Contrast this to the highly vertical approaches of many of the Chinese EV companies or Tesla. These companies build nearly all of their own modules (or at least contract manufacture them) then wrote all their own software for stitching the car together into one experience. There is one software update team. There is one team responsible for the bus and communications standards and protocols. If a team handling the HVAC needs to capture heat from the electric motor team (for energy efficiency and motor performance), these teams are in the same building or at least in the same company.
For better or worse, its cars built like software instead of parts from various disparate manufacturers like one would building a PC.
In both the US and China software developers get paid a lot more than an average job. Not so in Europe.
Saw a BYD advertisement here in Copenhagen the other day. Made all these claims of Chinese EVs in Europe a lot more real.
Copenhagen is gonna be a difficult market, though. There are a lot of Teslas driving about.
I would rather be spotted in a BYD than a Tesla nowadays.
who wouldn’t?
They guess they are doing EVs now.
It’s much easier to lower the overhead on your car prices by totally eliminating the R&D when you don’t care about intellectual property theft.
China has spent a decade working on this though, they can’t steal battery tech because they are legitimately at the front of it.
How do you think they got started?
The same way Apple, Microsoft and Adobe etal did, steal ideas from others and refine it, as Bill Gates himself noted.
And that makes it okay?
They took apart the publicly available specs and put them back together. Battery tech idled for quite a while. There was freely available academic stuff on them. China isn’t going to expose itself where it doesn’t have to. They aren’t operating in good faith, but they aren’t dumb either.

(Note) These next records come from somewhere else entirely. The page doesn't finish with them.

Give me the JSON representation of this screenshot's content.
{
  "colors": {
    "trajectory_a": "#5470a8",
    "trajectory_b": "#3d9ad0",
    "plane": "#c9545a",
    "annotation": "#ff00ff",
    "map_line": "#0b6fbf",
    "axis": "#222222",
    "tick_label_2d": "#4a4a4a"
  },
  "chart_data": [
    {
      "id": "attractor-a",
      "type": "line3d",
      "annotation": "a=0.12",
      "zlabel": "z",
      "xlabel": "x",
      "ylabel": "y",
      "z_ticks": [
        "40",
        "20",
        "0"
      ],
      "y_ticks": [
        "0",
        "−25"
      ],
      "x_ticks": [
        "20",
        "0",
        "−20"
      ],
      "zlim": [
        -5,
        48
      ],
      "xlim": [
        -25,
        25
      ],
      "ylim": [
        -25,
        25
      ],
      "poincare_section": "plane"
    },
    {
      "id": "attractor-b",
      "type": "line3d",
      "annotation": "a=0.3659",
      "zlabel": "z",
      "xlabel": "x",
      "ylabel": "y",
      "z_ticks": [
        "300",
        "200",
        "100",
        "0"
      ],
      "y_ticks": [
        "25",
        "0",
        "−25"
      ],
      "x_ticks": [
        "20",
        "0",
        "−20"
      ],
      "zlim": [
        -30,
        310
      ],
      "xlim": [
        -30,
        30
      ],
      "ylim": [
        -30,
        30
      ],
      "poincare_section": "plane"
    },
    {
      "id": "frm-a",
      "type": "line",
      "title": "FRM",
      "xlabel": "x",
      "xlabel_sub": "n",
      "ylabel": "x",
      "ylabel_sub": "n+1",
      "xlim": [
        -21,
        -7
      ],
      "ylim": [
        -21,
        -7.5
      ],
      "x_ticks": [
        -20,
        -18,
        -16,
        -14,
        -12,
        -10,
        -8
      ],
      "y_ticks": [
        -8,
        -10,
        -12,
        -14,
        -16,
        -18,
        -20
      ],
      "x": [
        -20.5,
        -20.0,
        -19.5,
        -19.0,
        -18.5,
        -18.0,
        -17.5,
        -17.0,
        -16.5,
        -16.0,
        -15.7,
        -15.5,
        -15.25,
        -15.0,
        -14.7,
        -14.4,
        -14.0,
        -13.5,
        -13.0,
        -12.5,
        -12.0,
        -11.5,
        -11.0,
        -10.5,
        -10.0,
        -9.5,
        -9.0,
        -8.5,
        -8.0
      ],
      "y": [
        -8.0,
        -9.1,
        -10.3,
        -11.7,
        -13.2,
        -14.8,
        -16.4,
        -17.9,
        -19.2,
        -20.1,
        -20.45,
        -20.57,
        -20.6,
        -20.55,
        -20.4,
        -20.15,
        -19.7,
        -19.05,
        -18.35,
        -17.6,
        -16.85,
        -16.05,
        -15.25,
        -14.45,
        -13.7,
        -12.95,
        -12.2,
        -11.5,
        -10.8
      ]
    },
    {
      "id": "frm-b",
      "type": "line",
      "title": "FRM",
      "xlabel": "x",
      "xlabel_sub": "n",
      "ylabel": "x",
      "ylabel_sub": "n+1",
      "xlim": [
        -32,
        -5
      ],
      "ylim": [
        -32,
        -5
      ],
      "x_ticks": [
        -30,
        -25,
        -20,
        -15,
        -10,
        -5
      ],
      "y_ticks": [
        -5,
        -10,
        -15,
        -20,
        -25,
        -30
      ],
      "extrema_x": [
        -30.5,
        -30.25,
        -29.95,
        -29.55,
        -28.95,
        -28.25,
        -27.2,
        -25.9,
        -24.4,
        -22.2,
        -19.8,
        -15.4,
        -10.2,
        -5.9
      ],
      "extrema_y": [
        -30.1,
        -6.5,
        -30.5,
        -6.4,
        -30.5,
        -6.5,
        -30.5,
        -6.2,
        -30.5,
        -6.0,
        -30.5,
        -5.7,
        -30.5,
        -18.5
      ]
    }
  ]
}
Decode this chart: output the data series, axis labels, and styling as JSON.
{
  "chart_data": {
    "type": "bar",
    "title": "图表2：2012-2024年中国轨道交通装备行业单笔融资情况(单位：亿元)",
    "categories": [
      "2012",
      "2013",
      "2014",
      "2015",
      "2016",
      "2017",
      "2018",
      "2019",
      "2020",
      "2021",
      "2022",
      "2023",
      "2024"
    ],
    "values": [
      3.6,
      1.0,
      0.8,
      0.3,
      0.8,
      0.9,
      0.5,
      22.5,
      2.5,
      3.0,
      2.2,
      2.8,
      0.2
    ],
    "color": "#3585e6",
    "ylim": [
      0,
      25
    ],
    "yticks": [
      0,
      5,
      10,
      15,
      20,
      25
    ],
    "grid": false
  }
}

Are you really trying to claim that no IP theft happened?
https://www.theguardian.com/world/2011/jan/07/renault-france-china-spying-link
I’m not saying it’s impossible, I’m saying they have far more pressing things to spy on, like the F-35. Also, you should really vet your sources, that story fell apart 6 months later. (link) (link) (link)
The last one refences Op Aurora if you want to read about what the Chinese consider being worth espionage. A lot of the IP theft for non secure stuff comes from the laws that any Non-Chinese company in China has to buddy with a Chinese company and knock off products soon flood China. This doesn’t necessarily mean tech or trade stuff has been stolen though. Chinese knock off companies have no problem recreating the shell of something with substandard parts inside. The problem is so bad that OEM electronics manufacturers can no longer guarantee their stuff does what it says it does. You can buy an Anker phone charger and find out the hard way it was from a factory that did this inside Anker’s own supply chain. (Anker is a peripherals and accessories electronics company based in China that sells all over the world.)
Maybe China should be like the EU and just ask for IP to be handed over.
EU to demand tech transfers from Chinese companies, FT reports
Except that’s what China has been doing for years. Non-Chinese companies have to work with local companies if they want to enter the Chinese market.